To Chicago residents: A myriad of local organizing initiatives is holding a rally on Friday, November 9 in Pritzker Park (State and Van Buren) at 3:00 pm. Together we will tell our elected officials: “We Won’t Pay for Your Crisis!” and demand that the wealthy and big corporations must “Pay Their Fair Share”.

3 thoughts on “Chicago Clergy to Dick Durbin: Don’t Deal Away Our Most Vulnerable!

  1. Wendy Carson

    as i said that I wish i could be there heart is with you all.Taking away vital services from those who need them so badly is not what I would excpect Se.
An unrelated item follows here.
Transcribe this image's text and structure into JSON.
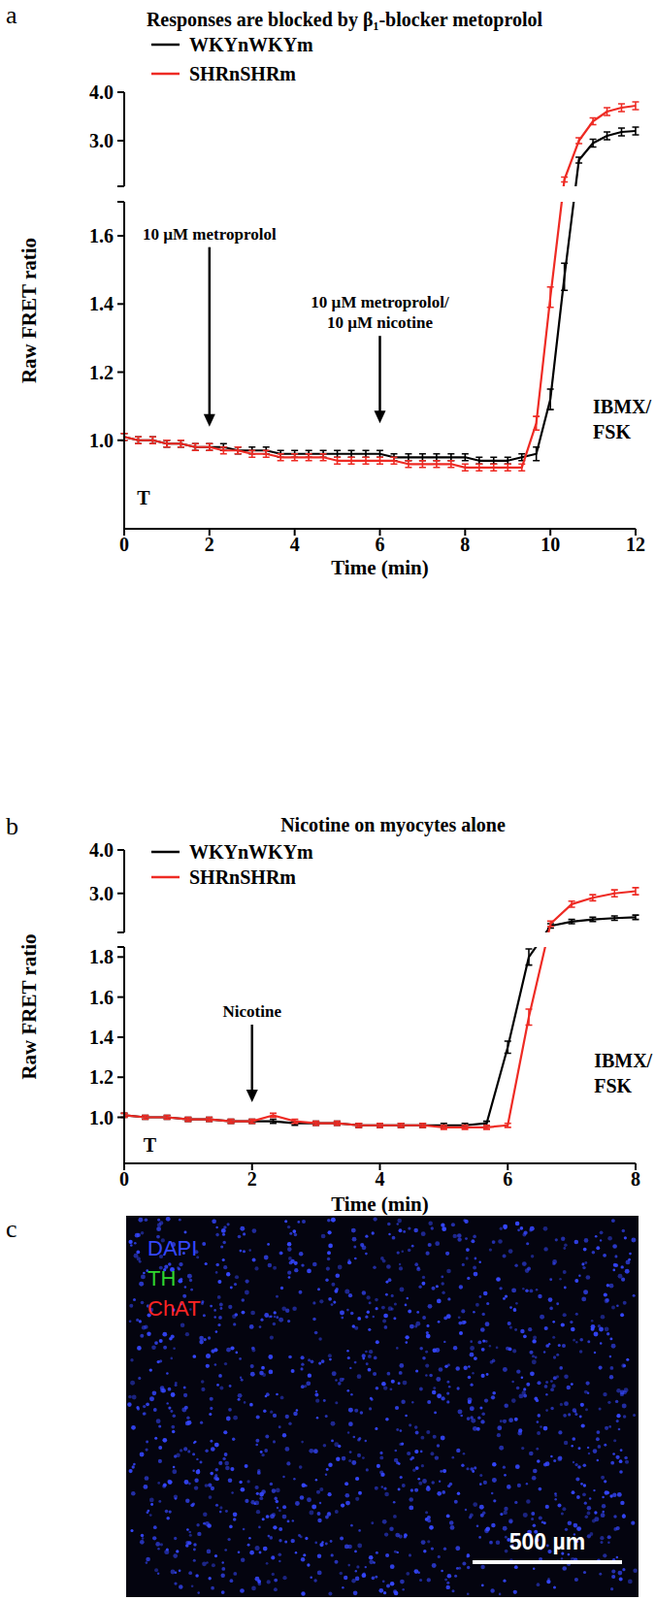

Durbin to have anything to do with.he was brought for his progressive stand on issues and he must not let down the people who worked and voted him into office.

  2. Murray Leiter

    In Canada not so long ago ago we faced financial downgrading to near third world status as the result of massive debt and deficits here

    The federal and provincial governments of the time took the tough road of cutting back spending by huge degrees, laying off thousands of public servants, curtailing defense budgets, raising taxes aggressively and reducing benefits to the public in every sphere Canadians realized the urgency of the measures and most accepted this with understanding and cooperation

    Today Canada has the probably the healthiest economy of the G7 other than Germany

    Perhaps our good American neighbours have to consider that it’s time to do the same?

    As you say, no pain, no gain

    Murray Leiter, Email:

  3. Steve H

    Our spending levels are not sustainable. It is going to fall on our political leaders to make very tough choices. Is it more moral to keep spending levels where they are and eventually allow a society to fall into a financial crisis? I haven’t the slightest idea. Unfortunately, there aren’t enough rich people to tax us out of this problem.

    It pains to me to see wise and thoughtful religious leaders drawn into political activism while their movements are often in decline. The membership statistics on the mainline Protestant movements have been well documented. Jewish assimilation trends are also well documented. Yet the movements have two of the greatest pieces of “merchandise” ever – the Torah and the New Testament and the rich and varied traditions that have sprung from them. Perhaps it is time to focus on rebuilding these movements and the sharing the wisdom their movementsb can provide rather than choosing sides in the political debate?